Em 11 de setembro de 1973, há exatos 50 anos, a tropa militar conduzida pelo general Augusto Pinochet atacou o Palacio de la Moneda, sede do governo chileno, e deu um golpe de estado no presidente eleito três anos antes, o socialista Salvador Allende, que teria se suicidado - outra versão dá conta de que ele foi assassinado pelos militares - no mesmo dia.

O governo de Salvador Allende entrou em 1973 vivendo sua crise final. O plano de realizar uma transição pacífica ao socialismo, dentro da legalidade e da democracia, havia sido gradativamente despedaçado pelas sabotagens internas, os boicotes internacionais alimentados pelo imperialismo norte-americano e os equívocos do próprio governo.
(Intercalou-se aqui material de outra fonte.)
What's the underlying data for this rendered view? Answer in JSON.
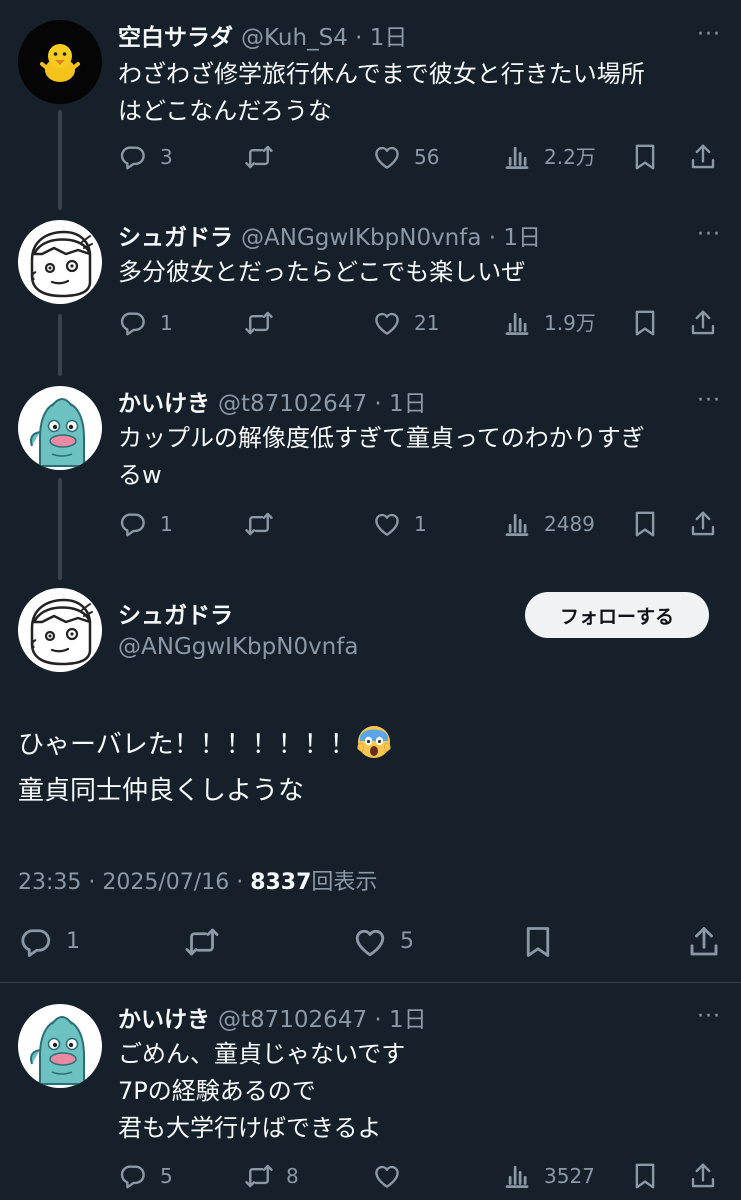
{
  "more_label": "···",
  "tweets": [
    {
      "name": "空白サラダ",
      "handle": "@Kuh_S4",
      "time": "1日",
      "text": "わざわざ修学旅行休んでまで彼女と行きたい場所\nはどこなんだろうな",
      "replies": "3",
      "retweets": "",
      "likes": "56",
      "views": "2.2万"
    },
    {
      "name": "シュガドラ",
      "handle": "@ANGgwIKbpN0vnfa",
      "time": "1日",
      "text": "多分彼女とだったらどこでも楽しいぜ",
      "replies": "1",
      "retweets": "",
      "likes": "21",
      "views": "1.9万"
    },
    {
      "name": "かいけき",
      "handle": "@t87102647",
      "time": "1日",
      "text": "カップルの解像度低すぎて童貞ってのわかりすぎ\nるw",
      "replies": "1",
      "retweets": "",
      "likes": "1",
      "views": "2489"
    }
  ],
  "main": {
    "name": "シュガドラ",
    "handle": "@ANGgwIKbpN0vnfa",
    "follow_label": "フォローする",
    "line1": "ひゃーバレた！！！！！！！",
    "line2": "童貞同士仲良くしような",
    "time": "23:35",
    "date": "2025/07/16",
    "views_count": "8337",
    "views_label": "回表示",
    "replies": "1",
    "likes": "5"
  },
  "reply": {
    "name": "かいけき",
    "handle": "@t87102647",
    "time": "1日",
    "text": "ごめん、童貞じゃないです\n7Pの経験あるので\n君も大学行けばできるよ",
    "replies": "5",
    "retweets": "8",
    "likes": "",
    "views": "3527"
  },
  "colors": {
    "background": "#15202b",
    "text": "#f7f9f9",
    "muted": "#8b98a5",
    "divider": "#38444d",
    "follow_button_bg": "#eff3f4"
  }
}
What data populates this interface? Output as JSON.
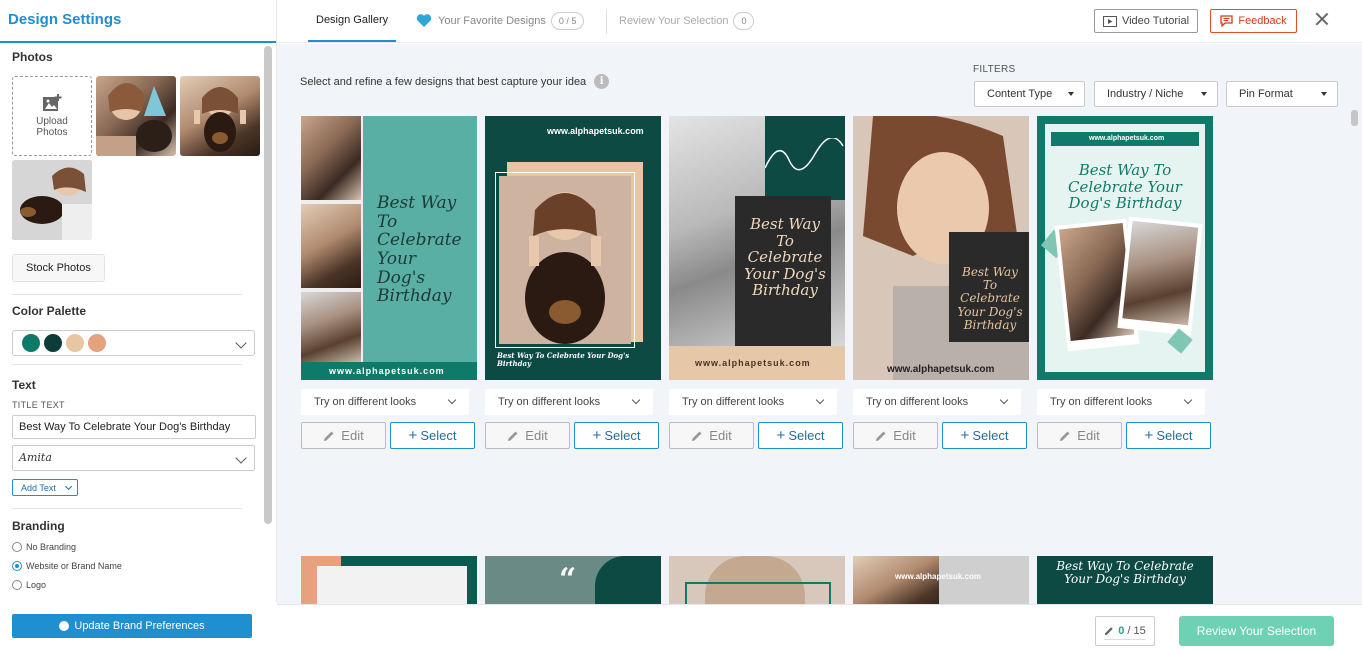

O pleito de 4 de março era decisivo para os planos da oposição, que precisava de dois terços do Parlamento para fazer passar um processo de impeachment. Mas não foi isso o que aconteceu. Mesmo submerso em uma forte crise econômica, nutrida pela sabotagem do presidente norte-americano Richard Nixon, os candidatos governistas aumentaram a participação da esquerda no Congresso, chegando a 44% dos assentos.

Sem impeachment e nem vontade de dialogar, já não havia alternativa constitucional para interromper o mandato de Allende - e a engrenagem do golpe começou, então, a se mover. Era cedo demais para prever os próximos passos, embora muitos temessem (ou desejassem) um levante dos militares, como não faltavam exemplos em toda a América Latina - o Brasil passara por esse mesmo trauma nove anos antes.

A única certeza naquele início de março veio no campo do Estádio Nacional de Santiago: o Colo Colo, equipe do povo, venceu o compatriota Unión Española por 5 a 0 e, diante de quase 70 mil pessoas, provou-se ser mesmo o melhor time do Chile, capaz de sonhar com uma boa campanha na Libertadores.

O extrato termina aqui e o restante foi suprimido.